The shield graft is a lobule graft primarily creating tip shape and tip projection (Fig. 10). It usually is placed after vertical dome division and a columella strut have been used to pro-vide a foundation for the tip. It is fixed in a precrural position with nonresorbable sutures. In our experience, we have found the exact placement and suturing of this graft to be difficult with the external approach, and we use it infrequently. The shield graft recontours the lobule, making it either wider or narrower de-pending on how it is fashioned. It elongates the lobule and increases the columella-lobule angle (termed the angle of rotation of the lower lateral cartilage by Sheens). It may increase tip projection, cause cephalic rotation of the lobule, and shorten the nasal dorsum. It does not alter the columella shape or change the nasolabial angle (Table 1).

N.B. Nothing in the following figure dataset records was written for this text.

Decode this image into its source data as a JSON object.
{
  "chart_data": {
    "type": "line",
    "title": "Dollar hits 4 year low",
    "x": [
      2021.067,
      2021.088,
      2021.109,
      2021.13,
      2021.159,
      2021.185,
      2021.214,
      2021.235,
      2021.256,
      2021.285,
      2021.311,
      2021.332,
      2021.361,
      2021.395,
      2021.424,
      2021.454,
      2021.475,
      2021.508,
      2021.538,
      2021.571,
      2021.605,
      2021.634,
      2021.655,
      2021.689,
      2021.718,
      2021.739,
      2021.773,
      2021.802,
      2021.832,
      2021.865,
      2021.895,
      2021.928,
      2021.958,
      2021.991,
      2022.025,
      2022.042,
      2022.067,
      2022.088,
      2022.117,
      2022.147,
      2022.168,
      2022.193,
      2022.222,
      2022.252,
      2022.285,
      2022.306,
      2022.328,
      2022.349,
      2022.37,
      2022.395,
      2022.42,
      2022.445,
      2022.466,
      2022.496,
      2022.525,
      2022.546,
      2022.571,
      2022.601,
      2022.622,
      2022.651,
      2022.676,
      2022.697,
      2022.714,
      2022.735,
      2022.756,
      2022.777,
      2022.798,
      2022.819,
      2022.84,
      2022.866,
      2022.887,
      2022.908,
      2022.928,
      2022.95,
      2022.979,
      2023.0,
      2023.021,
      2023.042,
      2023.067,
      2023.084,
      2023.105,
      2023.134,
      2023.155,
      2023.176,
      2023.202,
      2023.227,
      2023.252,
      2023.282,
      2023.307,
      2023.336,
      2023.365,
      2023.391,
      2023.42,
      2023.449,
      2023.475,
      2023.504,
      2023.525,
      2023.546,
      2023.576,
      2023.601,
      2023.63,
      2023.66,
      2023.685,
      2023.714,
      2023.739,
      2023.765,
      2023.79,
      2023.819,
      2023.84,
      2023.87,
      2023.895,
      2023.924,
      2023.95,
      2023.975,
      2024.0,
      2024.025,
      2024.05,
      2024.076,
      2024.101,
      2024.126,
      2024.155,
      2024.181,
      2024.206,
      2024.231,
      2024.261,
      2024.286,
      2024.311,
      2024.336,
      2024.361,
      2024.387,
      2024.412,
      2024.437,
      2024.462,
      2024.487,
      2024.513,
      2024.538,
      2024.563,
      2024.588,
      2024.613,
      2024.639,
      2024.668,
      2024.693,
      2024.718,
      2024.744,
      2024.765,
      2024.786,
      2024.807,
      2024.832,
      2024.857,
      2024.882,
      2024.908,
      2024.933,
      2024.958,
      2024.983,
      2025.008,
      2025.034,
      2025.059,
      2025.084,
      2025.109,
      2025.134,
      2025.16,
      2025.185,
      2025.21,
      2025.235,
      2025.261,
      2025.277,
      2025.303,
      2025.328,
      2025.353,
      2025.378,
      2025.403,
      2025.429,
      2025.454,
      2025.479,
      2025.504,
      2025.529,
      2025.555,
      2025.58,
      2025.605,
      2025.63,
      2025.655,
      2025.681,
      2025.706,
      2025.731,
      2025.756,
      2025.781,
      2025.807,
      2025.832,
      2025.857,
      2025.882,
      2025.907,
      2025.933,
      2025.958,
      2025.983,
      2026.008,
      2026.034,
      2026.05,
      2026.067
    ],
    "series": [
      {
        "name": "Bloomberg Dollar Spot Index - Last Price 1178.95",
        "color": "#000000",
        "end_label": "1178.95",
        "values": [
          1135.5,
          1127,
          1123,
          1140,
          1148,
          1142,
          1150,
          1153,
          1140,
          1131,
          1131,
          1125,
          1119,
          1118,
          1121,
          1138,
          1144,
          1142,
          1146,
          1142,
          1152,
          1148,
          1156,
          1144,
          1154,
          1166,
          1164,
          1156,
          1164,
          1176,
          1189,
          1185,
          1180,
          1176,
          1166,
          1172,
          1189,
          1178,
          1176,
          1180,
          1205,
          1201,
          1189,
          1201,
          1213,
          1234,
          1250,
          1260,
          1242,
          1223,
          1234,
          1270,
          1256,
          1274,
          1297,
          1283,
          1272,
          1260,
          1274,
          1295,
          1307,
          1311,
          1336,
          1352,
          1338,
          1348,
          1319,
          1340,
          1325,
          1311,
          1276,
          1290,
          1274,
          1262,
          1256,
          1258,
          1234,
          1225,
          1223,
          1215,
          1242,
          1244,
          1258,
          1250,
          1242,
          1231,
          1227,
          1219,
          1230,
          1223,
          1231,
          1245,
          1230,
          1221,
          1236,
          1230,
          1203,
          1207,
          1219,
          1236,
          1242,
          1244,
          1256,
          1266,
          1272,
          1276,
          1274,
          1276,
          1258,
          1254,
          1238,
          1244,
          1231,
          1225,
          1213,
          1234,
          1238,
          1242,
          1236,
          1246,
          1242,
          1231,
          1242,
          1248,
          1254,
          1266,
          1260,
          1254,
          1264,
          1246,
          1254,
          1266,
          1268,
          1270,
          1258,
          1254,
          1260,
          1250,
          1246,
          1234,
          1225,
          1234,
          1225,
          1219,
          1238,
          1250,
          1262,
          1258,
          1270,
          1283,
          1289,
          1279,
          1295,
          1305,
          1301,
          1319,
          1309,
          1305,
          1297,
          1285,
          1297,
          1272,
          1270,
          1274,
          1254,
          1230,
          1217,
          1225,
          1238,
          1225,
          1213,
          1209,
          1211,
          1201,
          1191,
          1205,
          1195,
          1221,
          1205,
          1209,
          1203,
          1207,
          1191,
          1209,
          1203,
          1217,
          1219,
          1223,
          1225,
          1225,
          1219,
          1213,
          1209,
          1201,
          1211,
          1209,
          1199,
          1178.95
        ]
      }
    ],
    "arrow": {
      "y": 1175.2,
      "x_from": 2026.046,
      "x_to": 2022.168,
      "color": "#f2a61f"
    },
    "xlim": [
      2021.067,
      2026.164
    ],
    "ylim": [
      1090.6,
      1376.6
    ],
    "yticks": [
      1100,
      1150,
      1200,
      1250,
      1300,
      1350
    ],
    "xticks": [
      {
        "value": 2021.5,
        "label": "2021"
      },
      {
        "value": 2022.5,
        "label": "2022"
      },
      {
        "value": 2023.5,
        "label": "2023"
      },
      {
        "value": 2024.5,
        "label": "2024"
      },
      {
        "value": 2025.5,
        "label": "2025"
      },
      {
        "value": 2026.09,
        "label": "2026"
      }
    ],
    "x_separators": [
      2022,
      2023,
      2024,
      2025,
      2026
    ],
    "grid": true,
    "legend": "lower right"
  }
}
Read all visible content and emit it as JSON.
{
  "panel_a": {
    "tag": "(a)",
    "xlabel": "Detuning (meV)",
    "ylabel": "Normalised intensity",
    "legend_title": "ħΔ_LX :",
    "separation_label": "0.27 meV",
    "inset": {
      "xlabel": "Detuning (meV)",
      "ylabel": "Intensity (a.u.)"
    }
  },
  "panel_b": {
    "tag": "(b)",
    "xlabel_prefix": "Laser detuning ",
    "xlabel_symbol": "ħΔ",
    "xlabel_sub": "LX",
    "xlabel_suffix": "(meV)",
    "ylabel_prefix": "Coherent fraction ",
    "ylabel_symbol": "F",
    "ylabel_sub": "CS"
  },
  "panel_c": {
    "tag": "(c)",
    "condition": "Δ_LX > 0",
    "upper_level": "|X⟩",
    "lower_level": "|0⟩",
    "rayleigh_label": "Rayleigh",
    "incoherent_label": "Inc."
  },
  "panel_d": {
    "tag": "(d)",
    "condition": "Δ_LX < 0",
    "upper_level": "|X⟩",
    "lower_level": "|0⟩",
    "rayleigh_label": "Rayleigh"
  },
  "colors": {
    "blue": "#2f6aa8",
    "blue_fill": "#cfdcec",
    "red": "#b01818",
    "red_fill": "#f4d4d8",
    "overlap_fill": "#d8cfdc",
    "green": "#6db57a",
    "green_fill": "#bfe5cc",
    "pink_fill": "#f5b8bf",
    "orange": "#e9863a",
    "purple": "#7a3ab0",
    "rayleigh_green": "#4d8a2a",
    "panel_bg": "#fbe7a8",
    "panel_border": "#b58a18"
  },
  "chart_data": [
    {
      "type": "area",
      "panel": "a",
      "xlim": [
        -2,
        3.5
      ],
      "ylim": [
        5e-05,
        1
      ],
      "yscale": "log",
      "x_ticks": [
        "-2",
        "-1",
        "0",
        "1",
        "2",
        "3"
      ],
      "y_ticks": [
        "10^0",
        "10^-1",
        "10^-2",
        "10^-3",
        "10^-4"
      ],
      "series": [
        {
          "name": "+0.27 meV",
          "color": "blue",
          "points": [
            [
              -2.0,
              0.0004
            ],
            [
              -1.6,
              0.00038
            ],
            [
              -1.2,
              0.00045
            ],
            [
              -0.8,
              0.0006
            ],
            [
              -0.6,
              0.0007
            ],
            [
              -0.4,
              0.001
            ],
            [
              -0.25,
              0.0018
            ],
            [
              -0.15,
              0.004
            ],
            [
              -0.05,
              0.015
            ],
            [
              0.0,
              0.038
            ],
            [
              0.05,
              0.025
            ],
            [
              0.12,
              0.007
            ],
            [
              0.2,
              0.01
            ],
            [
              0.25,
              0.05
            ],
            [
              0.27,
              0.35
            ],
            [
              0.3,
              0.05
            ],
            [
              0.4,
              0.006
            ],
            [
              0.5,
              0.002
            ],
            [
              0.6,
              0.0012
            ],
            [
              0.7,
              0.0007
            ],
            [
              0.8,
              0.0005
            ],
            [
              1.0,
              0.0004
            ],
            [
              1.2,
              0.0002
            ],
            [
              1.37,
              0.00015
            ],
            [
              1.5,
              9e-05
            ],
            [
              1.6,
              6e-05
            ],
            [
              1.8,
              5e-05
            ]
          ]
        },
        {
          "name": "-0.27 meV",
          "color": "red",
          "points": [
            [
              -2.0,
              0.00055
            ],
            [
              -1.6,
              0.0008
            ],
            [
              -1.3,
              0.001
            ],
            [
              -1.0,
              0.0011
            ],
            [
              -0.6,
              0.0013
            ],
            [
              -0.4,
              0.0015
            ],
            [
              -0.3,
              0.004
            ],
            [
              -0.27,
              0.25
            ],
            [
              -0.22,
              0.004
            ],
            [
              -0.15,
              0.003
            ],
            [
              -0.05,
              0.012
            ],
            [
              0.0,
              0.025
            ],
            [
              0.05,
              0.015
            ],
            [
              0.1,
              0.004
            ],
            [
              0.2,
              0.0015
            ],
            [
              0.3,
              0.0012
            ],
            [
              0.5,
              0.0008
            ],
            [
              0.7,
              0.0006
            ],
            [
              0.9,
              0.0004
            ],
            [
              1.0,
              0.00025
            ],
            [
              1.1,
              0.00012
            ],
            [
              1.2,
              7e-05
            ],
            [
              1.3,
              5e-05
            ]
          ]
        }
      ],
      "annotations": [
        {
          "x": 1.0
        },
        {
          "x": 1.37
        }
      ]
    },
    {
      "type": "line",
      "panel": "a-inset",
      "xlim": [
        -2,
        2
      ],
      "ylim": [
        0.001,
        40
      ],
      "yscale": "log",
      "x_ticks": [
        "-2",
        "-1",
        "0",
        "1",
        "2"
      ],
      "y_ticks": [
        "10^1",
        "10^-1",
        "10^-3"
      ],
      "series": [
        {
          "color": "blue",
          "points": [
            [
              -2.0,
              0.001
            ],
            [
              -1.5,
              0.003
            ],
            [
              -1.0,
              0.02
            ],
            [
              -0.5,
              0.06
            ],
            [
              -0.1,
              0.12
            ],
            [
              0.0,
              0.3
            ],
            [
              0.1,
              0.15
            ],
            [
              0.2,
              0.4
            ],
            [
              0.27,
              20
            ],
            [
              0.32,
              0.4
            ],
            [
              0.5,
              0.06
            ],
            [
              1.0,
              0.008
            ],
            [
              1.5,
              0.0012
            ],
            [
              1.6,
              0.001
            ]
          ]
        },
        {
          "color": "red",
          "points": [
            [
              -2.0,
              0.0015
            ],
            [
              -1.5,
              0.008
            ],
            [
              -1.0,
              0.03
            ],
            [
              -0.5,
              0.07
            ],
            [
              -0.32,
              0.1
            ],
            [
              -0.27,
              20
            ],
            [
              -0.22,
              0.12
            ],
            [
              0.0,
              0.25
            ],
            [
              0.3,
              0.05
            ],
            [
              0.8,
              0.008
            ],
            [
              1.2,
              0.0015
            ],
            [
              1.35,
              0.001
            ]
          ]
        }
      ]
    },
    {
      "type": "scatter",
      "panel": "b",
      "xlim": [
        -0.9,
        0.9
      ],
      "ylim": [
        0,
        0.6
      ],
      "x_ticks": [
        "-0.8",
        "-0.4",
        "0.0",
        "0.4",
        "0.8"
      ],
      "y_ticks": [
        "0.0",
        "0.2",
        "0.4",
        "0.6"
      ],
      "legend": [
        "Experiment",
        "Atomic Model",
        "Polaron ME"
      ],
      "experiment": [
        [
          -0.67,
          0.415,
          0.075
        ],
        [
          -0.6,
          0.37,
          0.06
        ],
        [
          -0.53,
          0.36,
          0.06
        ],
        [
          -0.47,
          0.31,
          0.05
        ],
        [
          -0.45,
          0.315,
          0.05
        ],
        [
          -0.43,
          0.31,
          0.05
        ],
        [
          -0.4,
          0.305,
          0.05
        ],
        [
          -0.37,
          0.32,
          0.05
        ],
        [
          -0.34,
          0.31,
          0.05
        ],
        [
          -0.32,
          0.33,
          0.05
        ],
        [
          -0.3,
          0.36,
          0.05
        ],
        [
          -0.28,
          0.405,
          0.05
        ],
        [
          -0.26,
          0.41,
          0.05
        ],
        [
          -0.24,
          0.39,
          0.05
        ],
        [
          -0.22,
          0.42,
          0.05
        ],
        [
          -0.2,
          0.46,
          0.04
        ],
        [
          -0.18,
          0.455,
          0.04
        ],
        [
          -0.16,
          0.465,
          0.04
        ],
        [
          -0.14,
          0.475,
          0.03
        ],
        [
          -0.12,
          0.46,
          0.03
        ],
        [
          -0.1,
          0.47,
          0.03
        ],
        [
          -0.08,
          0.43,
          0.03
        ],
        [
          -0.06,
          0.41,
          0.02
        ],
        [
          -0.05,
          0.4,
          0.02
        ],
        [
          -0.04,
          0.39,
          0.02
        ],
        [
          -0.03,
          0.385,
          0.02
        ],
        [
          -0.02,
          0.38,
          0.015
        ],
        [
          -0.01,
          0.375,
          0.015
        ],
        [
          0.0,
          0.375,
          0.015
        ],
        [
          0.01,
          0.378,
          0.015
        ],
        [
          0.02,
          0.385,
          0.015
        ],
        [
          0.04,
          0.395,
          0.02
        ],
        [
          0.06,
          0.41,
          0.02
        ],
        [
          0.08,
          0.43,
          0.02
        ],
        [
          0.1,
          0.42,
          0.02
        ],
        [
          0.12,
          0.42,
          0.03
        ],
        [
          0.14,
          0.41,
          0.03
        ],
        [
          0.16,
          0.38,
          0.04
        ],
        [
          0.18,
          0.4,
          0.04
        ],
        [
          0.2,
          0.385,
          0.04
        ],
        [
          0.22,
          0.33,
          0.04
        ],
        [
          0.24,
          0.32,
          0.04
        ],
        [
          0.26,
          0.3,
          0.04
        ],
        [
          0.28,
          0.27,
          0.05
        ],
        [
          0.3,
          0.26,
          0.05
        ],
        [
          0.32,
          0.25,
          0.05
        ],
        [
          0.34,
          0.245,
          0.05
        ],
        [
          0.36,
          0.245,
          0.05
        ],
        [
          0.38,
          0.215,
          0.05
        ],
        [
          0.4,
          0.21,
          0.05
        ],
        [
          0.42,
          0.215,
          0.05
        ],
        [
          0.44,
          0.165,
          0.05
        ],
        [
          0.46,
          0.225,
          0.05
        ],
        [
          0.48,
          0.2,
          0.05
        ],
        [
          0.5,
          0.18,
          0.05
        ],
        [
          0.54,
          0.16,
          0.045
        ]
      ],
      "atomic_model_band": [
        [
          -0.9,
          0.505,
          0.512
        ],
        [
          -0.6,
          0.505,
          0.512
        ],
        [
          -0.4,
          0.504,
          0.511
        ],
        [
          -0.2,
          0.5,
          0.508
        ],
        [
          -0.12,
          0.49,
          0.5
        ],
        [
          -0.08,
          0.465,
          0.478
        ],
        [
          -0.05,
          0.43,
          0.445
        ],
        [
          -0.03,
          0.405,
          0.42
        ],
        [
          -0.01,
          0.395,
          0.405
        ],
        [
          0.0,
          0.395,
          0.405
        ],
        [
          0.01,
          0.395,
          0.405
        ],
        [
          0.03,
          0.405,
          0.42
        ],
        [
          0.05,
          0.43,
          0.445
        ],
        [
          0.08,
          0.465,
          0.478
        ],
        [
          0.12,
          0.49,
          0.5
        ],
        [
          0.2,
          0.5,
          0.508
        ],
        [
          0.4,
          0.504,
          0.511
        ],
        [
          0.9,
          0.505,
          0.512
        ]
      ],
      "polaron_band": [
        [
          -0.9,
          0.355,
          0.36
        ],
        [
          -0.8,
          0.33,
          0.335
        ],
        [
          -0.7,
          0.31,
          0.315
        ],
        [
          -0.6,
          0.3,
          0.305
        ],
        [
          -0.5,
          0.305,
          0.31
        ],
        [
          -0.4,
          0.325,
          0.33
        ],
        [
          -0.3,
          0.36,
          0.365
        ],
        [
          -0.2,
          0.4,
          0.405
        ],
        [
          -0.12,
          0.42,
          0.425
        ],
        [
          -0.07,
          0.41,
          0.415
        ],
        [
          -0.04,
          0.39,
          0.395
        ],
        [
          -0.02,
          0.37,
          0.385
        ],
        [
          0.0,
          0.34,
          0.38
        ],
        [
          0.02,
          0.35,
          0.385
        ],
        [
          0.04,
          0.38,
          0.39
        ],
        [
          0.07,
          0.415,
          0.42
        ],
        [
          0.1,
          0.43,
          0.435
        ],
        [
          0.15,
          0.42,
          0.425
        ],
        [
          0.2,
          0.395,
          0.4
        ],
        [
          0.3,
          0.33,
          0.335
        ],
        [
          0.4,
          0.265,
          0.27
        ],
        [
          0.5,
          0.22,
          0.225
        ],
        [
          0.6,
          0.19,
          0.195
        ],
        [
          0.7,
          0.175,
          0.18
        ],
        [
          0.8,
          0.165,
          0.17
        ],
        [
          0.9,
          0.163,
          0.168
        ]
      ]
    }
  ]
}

  Figure 10. Shield graft. A, Schematic representation showing the placement of a shield graft. B, Shield graft placed in a precrural position. C, Preoperative and D, postoperative views showing the effects of the shield graft.

The extended shield graft is a precrural columella lobule graft that will provide structural support of the tip and create tip shape (See Fig. 7). It is shield-shaped in the lobule portion and tapers to a narrow base extending below the feet of the medial crura toward the premaxilla. The graft is placed in a pocket that is made caudal to the medial crura extending from the columella skin incision toward the premaxilla. If used in conjunction with a columella strut, the pocket for this graft is kept separate. The pocket is created with blunt dissection holding the scissors 90 degrees to the plane of the me-dial crura. The graft is placed in the pocket and extends above the tips of the medial crura to create the tip shape. It is fixed in position with one or two nonresorbable 6-0 sutures that go through the medial crura and loop around the graft. If stronger fixation is desired, particularly to provide projection with thick skin, the graft is sutured as shown in Figure 8. The extended shield graft recontours the lobule and can provide tip projection and cephalic rotation (Table 1). It elongates the lobule and the columella and alters the nasolabial and columella-lobule angles. The graft will increase the convexity of the columella (Figs. 7E and F). If increased nasal length is required, the graft may be buttressed with a second smaller graft placed behind it in the lobule (Fig. 11).

Alar grafts are used to replace over-resected lateral crura and are used in conjunction with tip grafts (Fig. 12). Their primary effect is to provide support and correct vestibular stenosis. They are also effective in recontouring the alar rim and correcting alar notching.

In comparing the three types of tip grafts, it is important to mention the relative ease of use of each graft. The ex tended shield graft is extremely easy to place. Seating it in the precrural pocket stabilizes it while simple suturing secures it in position. The shield graft can be difficult to position, particularly with an external approach. Fixation requires multiple precisely placed sutures and is facilitated by an assistant to hold it in position. Asymmetric placement can occur. The columella strut is easy to position, and, once oriented in the pocket, stabilization sutures are simple to place.

Each of the grafts has multiple effects on the appearance of the nasal tip and lower third of the nose (Table 1).